После освобождения села начали мобилизовывать в армию мужчин 1923-1924 гг. рождения, я пошел добровольно, у меня мать так плакала за мной, но я сказал: "Все друзья уходят, и я пойду". Так что я пошел на сборный пункт, и нас в военкомат отвезли, но не в свой, а в полевой военкомат, расположенный в городе Драбов Полтавской области. Мы там побыли недели две, нас почему-то продержали в военкомате, потом посадили в эшелон и говорят, что не всех, но более грамотных людей отобрали на учебу. Сказали, что мы поедем в какое-то училище вглубь России, нас довезли до ст. Муром Владимирской области, мы там простояли два дня, снова нам говорят, мол, никакой учебы не будет, эшелон поворачивают на Смоленск, ну что ж, поехали на Смоленск.

 

 

Приезжаем в Москву, мы все еще были в гражданской одежде, при подъезде нас предупредили, что проезжаем столицу, если поезд остановится, чтобы никто не ходил в туалет под вагоны, Москва же! Стоим час, два, три, и тут часов в десять вечера начинается такой салют, салют, салют. Это было 7 ноября, оказалось, что салют давали в связи с освобождением Киева. Город наш! Дальше нас повезли в Смоленскую область в д. Воскресенье, где определили в лесу, предупредив, что мы сами будем строить для себя землянки. Это был 36-й запасной полк, там нас начали учить с утра до вечера. Я попал в лыжный батальон, лыжи как прицепят утром, только вечером их снимаем. Стоять было поначалу тяжело, потом ничего, привыкли, выдали маскхалаты. Кормили плохо, пусть и три раза, но никто не жаловался, в основном была капуста и картошка. Часто стреляли из длинных винтовок Мосина, давали по 10-12 патронов на стрельбище, за месяц мы были на стрельбище раз 10, преподавателями были офицеры, очень грамотные, конечно, в части была строгая дисциплина, но без нее в армии нельзя. Примерно через месяц нам говорят, что формируется маршевая рота, погрузили в поезд и поехали мы в Белоруссию, в г. Чаусы, но до самого города мы не доехали, потому что там все еще были немцы, наш эшелон встал около города недалеко от передовой. Я попал в 882-й стрелковый полк 290-й дивизии, меня назначили командиром направления связи в полку, другими словами я был телефонистом.

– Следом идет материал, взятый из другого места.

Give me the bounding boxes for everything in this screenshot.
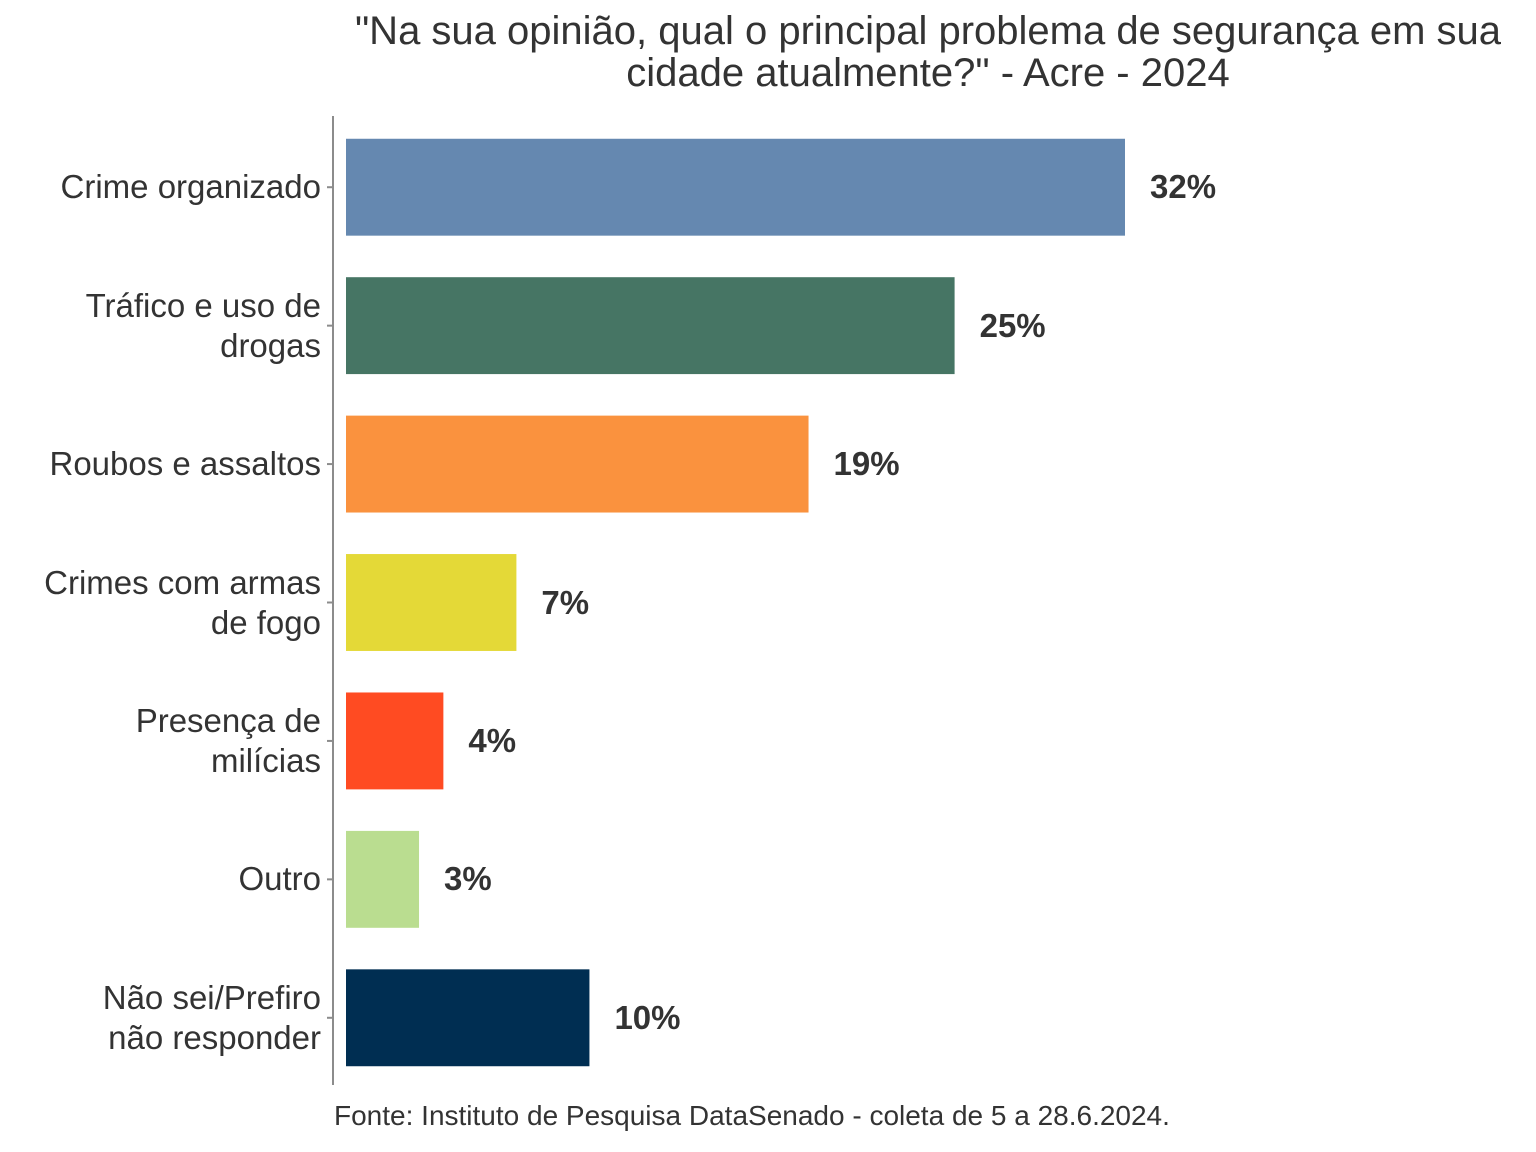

25 декабря 1943 г. полк пошел в разведку боем. Примерно за час до рассвета начала работать наша артиллерия, артподготовка длилась целый час, после этого наши передовые части пошли в наступление, форсировали р. Проню, это небольшая речка, где-то поделали самодельные плоты, а кто и вплавь переправился, где-то даже вброд переходили речку. Сопротивление было большое, но мы заняли три немецких траншеи, помогло то, что все были в маскхалатах, на фоне снега удобно было скрываться. С другой стороны, наступать было трудно, т.к. снега по колено. Немецкие позиции мы заняли быстро, на рассвете начали проверять окопы и траншеи, проводить зачистку, я заскочил в один блиндаж, там сидел немец, офицер, я на него автомат наставил и говорю: "Выходи!" Он вышел, такой здоровый, а я малый ростом, можно сказать, что я в армии вырос, а то был подросток, немец был намного больше меня. И вот когда я его вел, надо было перескочить через траншею, так он здоровый бык перескочил через нее, а я свалился в нее, он мне руку подает, я же ему кричу в ответ: "Стрелять буду!" Короче говоря, в итоге сам кое-как выкарабкался. И повел немца в штаб, который все еще располагался на исходных позициях, тут идут навстречу разведчики, спрашивают: "Ты куда его ведешь?" Как куда, надо же в штаб сдать пленного, но разведчики мне говорят: "Подожди-ка, сперва мы с ним поговорим!" И как начали бить пленного, разбили нос немцу и ушли. Я его повел дальше, привел в штабную землянку, там сидел начальник штаба: "О, ты где его взял?" Я рассказал, как в блиндаже дело получилось. "А что он весь в крови?" - поинтересовался начштаба. "Да разведчики его побили!" Ну ладно, оставил его тут, а сам по приказу начштаба стал налаживать связь.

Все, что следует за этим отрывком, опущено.